Day the Next. p. 317 ff; the Deep Read, AtD(11) June

robinlandseadel at comcast.net robinlandseadel at comcast.net
Thu Jun 21 15:04:21 CDT 2007


           Mark Kohut:
           Observe, remark, enlighten me and all of us........on the 
           events and characters, scenes and themes of pages 317 
           to the end of this section of the Deep Read. 

Thanks Mark, seems like a neighborly enough request.

           In Theory they both knew she had to move on. though all 
           he wanted now was to wait, even just another day. But he 
           knew that feeling, and he guessed it would pass.
           317

This might sound off-track, but there's a lot of transitions like this in my 
life right now. I know that it'll be a while before I see my grandaughter Kaia, 
as Amanda and Devon  and Kaia have moved to Olympia Washington. 
There's something about getting older in Merle's response, knowing that 
return is not guaranteed, it might be a long time before they meet again. 
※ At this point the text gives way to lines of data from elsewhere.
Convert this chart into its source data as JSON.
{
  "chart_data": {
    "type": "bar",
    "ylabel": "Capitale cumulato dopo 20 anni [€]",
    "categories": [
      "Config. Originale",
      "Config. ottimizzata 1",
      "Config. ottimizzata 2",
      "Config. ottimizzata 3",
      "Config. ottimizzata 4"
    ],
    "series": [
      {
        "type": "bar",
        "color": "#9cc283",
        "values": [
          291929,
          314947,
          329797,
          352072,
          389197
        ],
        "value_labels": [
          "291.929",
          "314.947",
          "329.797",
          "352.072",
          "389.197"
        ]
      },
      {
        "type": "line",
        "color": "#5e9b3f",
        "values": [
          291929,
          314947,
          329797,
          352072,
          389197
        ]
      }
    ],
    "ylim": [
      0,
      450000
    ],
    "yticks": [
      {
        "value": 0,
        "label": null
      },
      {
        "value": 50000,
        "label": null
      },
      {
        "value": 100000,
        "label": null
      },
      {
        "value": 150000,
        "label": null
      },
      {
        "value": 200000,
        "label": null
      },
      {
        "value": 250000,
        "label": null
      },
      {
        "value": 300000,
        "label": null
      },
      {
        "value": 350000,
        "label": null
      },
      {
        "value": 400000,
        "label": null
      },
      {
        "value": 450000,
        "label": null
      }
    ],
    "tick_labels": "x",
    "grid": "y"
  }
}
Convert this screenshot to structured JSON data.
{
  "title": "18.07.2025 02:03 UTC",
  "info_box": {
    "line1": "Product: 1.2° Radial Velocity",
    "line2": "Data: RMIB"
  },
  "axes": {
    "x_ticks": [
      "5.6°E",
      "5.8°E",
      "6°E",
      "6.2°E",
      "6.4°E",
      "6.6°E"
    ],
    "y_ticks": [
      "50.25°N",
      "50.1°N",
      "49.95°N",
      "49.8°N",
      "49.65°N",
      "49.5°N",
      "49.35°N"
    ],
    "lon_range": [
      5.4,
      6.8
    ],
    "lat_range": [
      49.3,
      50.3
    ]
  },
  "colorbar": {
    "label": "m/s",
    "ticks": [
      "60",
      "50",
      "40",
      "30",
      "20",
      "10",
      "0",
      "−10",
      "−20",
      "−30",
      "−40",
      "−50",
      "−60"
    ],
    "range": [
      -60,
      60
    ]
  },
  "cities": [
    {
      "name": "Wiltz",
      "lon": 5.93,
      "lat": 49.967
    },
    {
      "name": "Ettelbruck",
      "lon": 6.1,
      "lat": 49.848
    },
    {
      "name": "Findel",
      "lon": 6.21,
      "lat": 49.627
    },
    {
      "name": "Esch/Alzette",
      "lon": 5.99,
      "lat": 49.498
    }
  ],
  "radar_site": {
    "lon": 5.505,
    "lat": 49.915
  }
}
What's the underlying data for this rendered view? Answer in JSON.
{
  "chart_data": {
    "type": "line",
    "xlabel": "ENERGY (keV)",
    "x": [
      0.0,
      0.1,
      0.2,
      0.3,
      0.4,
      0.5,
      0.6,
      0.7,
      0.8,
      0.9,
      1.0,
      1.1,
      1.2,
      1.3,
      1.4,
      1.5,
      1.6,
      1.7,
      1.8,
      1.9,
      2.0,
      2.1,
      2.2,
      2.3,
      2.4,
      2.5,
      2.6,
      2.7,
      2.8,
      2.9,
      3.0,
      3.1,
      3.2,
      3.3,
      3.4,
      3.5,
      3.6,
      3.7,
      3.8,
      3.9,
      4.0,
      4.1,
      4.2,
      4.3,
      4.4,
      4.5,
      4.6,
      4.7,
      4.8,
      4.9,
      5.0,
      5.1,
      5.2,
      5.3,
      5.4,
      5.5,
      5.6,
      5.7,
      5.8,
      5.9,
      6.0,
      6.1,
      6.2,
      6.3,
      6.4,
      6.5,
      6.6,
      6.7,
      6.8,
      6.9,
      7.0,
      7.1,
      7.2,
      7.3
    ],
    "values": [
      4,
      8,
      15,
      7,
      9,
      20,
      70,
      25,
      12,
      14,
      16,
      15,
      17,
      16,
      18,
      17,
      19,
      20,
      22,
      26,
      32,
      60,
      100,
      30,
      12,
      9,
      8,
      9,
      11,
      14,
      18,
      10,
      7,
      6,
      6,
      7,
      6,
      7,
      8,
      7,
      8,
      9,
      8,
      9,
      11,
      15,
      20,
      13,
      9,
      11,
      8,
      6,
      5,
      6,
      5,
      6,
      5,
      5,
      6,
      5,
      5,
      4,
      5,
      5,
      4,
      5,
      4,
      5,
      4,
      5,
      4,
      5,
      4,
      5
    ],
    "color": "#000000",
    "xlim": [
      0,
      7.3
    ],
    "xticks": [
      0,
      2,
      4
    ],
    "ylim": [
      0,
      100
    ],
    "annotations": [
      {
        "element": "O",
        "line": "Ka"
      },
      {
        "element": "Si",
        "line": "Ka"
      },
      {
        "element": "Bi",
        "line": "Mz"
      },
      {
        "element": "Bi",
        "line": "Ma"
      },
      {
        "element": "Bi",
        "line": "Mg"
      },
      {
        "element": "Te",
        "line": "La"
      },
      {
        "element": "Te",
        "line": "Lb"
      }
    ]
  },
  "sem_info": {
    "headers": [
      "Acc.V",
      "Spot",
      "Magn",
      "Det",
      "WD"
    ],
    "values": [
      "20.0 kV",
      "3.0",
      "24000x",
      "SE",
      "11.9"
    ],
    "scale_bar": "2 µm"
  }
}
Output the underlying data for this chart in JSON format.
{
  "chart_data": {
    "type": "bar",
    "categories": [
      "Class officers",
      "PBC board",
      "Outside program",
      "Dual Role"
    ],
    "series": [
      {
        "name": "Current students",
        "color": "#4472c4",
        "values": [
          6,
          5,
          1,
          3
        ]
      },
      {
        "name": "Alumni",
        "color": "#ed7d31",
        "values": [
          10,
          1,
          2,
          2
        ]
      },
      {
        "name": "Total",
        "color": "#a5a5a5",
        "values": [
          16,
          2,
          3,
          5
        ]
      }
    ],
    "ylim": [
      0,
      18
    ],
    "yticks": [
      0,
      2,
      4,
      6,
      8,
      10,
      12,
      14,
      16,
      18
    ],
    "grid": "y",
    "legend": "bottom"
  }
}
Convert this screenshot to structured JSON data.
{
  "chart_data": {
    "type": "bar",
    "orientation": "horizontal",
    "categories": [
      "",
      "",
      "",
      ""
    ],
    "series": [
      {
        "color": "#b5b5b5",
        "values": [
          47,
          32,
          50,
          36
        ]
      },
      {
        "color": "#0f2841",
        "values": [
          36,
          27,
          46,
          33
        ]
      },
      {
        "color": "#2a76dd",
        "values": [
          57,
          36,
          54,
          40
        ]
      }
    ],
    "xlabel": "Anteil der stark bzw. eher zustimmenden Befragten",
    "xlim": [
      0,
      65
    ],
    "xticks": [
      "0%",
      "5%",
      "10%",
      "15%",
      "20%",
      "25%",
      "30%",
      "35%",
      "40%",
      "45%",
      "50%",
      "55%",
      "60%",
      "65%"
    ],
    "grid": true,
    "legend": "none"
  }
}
This is a wonderfully concise passage. Merle knows Dally has to move on, 
but all he really wants---deep inside, where he can feel it---is for his darling 
little girl to remain his darling little girl. But he's dealt with being walked 
out on before, he supposes he's gotta be a man about it, after all. Touching 
in a way that Pynchon usually isn't

The passage we've just wandered through concerning alchemy and the gold 
standard [304/306] has my "Spidy Sense" tingling, but seeing as I'm much less 
aware of Alchemy than I should be, I'll have to go over what's already been 
posted. Alchemists would justify their requests for Government Grants [if I may 
borrow a term] by holding forth the promise of making "Gold" out of Goldfish, 
but their real work was elsewhere. Merle's working with the photographic 
potential of rare metals comes back into play near the end of the novel, so I 
figure all the alchemical talk ties into a buried notion of recapturing the 
past. There's so much in Against the Day having to do with with taking the forks 
in the road, and there's an earlier passage in the book where Merle talks about
the way the photographic processes Merle witnesses display life force in silver 
and gold by branching off to different paths.